Мо поднялся и стал собирать инструмент, лежавший на столе – аккуратно, как в своей мастерской в саду у Элинор.

– Да. Наверное, я это говорил, – сказал он, не глядя на нее. – Но теперь в Омбре правит шурин Змееглава. Как ты думаешь, что скажет твоя мать, если я подвергну тебя такой опасности?

– Что скажет мать? Да…

– Резе незачем об этом знать. Мо, пожалуйста! Возьми меня с собой! А то я попрошу Гекко рассказать о твоих планах Черному Принцу. И уж он не даст тебе доехать до Омбры!

Мо отвернулся, но Мегги услышала, что он смеется:

– Ого, шантаж! Разве я тебя этому учил?

Он снова повернулся к ней, долго молчал, а потом сказал с тяжелым вздохом:

– Ну что ж, давай посмотрим на перья и кисточки. Раз уж мы побывали вместе во Дворце Ночи… Замок Омбры, наверное, все же не такой мрачный.

Он обдернул черный рукав.

– Хорошо хоть, переплетчики не ходят здесь в желтом, под цвет клейстера.

Мо уложил в сумку книгу с рисунками Резы.

– Что касается мамы, я хочу заехать за ней к Роксане, когда мы вернемся из замка. Только, пожалуйста, не рассказывай ей о нашей экскурсии.

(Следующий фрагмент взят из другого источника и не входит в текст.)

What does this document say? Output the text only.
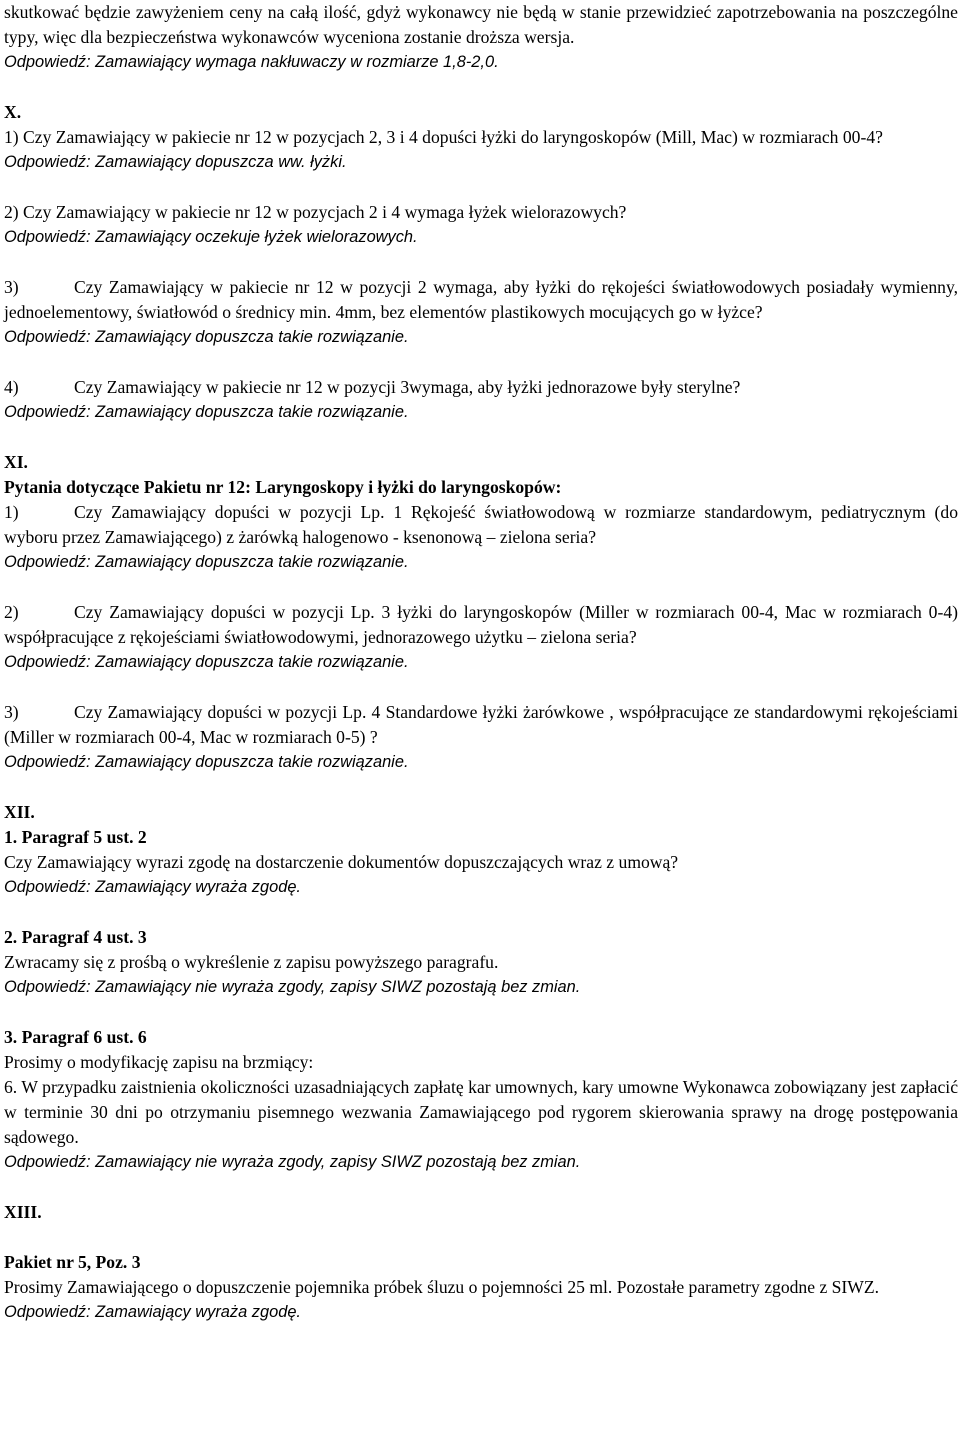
skutkować będzie zawyżeniem ceny na całą ilość, gdyż wykonawcy nie będą w stanie przewidzieć zapotrzebowania na poszczególne typy, więc dla bezpieczeństwa wykonawców wyceniona zostanie droższa wersja.

Odpowiedź: Zamawiający wymaga nakłuwaczy w rozmiarze 1,8-2,0.

X.

1) Czy Zamawiający w pakiecie nr 12 w pozycjach 2, 3 i 4 dopuści łyżki do laryngoskopów (Mill, Mac) w rozmiarach 00-4?

Odpowiedź: Zamawiający dopuszcza ww. łyżki.

2) Czy Zamawiający w pakiecie nr 12 w pozycjach 2 i 4 wymaga łyżek wielorazowych?

Odpowiedź: Zamawiający oczekuje łyżek wielorazowych.

3)	Czy Zamawiający w pakiecie nr 12 w pozycji 2 wymaga, aby łyżki do rękojeści światłowodowych posiadały wymienny, jednoelementowy, światłowód o średnicy min. 4mm, bez elementów plastikowych mocujących go w łyżce?

Odpowiedź: Zamawiający dopuszcza takie rozwiązanie.

4)	Czy Zamawiający w pakiecie nr 12 w pozycji 3wymaga, aby łyżki jednorazowe były sterylne?

Odpowiedź: Zamawiający dopuszcza takie rozwiązanie.

XI.

Pytania dotyczące Pakietu nr 12: Laryngoskopy i łyżki do laryngoskopów:

1)	Czy Zamawiający dopuści w pozycji Lp. 1 Rękojeść światłowodową w rozmiarze standardowym, pediatrycznym (do wyboru przez Zamawiającego) z żarówką halogenowo - ksenonową – zielona seria?

Odpowiedź: Zamawiający dopuszcza takie rozwiązanie.

2)	Czy Zamawiający dopuści w pozycji Lp. 3 łyżki do laryngoskopów (Miller w rozmiarach 00-4, Mac w rozmiarach 0-4) współpracujące z rękojeściami światłowodowymi, jednorazowego użytku – zielona seria?

Odpowiedź: Zamawiający dopuszcza takie rozwiązanie.

3)	Czy Zamawiający dopuści w pozycji Lp. 4 Standardowe łyżki żarówkowe , współpracujące ze standardowymi rękojeściami (Miller w rozmiarach 00-4, Mac w rozmiarach 0-5) ?

Odpowiedź: Zamawiający dopuszcza takie rozwiązanie.

XII.

1. Paragraf 5 ust. 2

Czy Zamawiający wyrazi zgodę na dostarczenie dokumentów dopuszczających wraz z umową?

Odpowiedź: Zamawiający wyraża zgodę.

2. Paragraf 4 ust. 3

Zwracamy się z prośbą o wykreślenie z zapisu powyższego paragrafu.

Odpowiedź: Zamawiający nie wyraża zgody, zapisy SIWZ pozostają bez zmian.

3. Paragraf 6 ust. 6

Prosimy o modyfikację zapisu na brzmiący:

6. W przypadku zaistnienia okoliczności uzasadniających zapłatę kar umownych, kary umowne Wykonawca zobowiązany jest zapłacić w terminie 30 dni po otrzymaniu pisemnego wezwania Zamawiającego pod rygorem skierowania sprawy na drogę postępowania sądowego.

Odpowiedź: Zamawiający nie wyraża zgody, zapisy SIWZ pozostają bez zmian.

XIII.

Pakiet nr 5, Poz. 3

Prosimy Zamawiającego o dopuszczenie pojemnika próbek śluzu o pojemności 25 ml. Pozostałe parametry zgodne z SIWZ.

Odpowiedź: Zamawiający wyraża zgodę.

Ты, наверное, давно догадалась, почему ее тошнит по утрам?

Мегги недоуменно посмотрела на него – и тут же почувствовала себя такой дурой!

– Кого бы ты хотела – братика или сестричку? – У Мо вдруг стал очень счастливый вид. – Бедняжка Элинор! Она ведь мечтала об этой новости с того момента, как мы у нее поселились… А вышло так, что мы унесли ребенка с собой в другой мир.

Братика или сестричку… Когда Мегги была маленькая, она одно время играла, будто у нее есть невидимая сестренка, заваривала для нее чай из ромашек и пекла пирожки из песка.

– И… давно вы заметили?

– Ребенок родом из нашего мира, если ты это имеешь в виду. Из дома Элинор. Дитя из плоти и крови, а не из слов, чернил и бумаги. Хотя кто знает? Может быть, мы просто из одной выдуманной истории провалились в другую? Как ты думаешь?

Мегги посмотрела кругом, обвела взглядом стол, инструменты, пергамент и черную блузу Мо. Все это возникло из слов, так ведь? Из слов Фенолио. Дом, двор, небо у них над головой, деревья, камни, дождь, солнце и луна. "Ну а мы? – думала Мегги. – Мы из чего возникли? Реза, я, Мо, ребенок, которому предстоит родиться?" Она уже не была уверена в ответе. Да и знала ли она его когда-нибудь?

Казалось, все вокруг шепчется о том, что будет, и о том, что было. Мегги взглянула на свои руки, и ей показалось, что на них проступают буквы и складываются в слова: "А потом родился ребенок".

 

 

Фенолио жалеет себя

 

– Что это? – спросил Гарри, которого вдруг пробрала дрожь.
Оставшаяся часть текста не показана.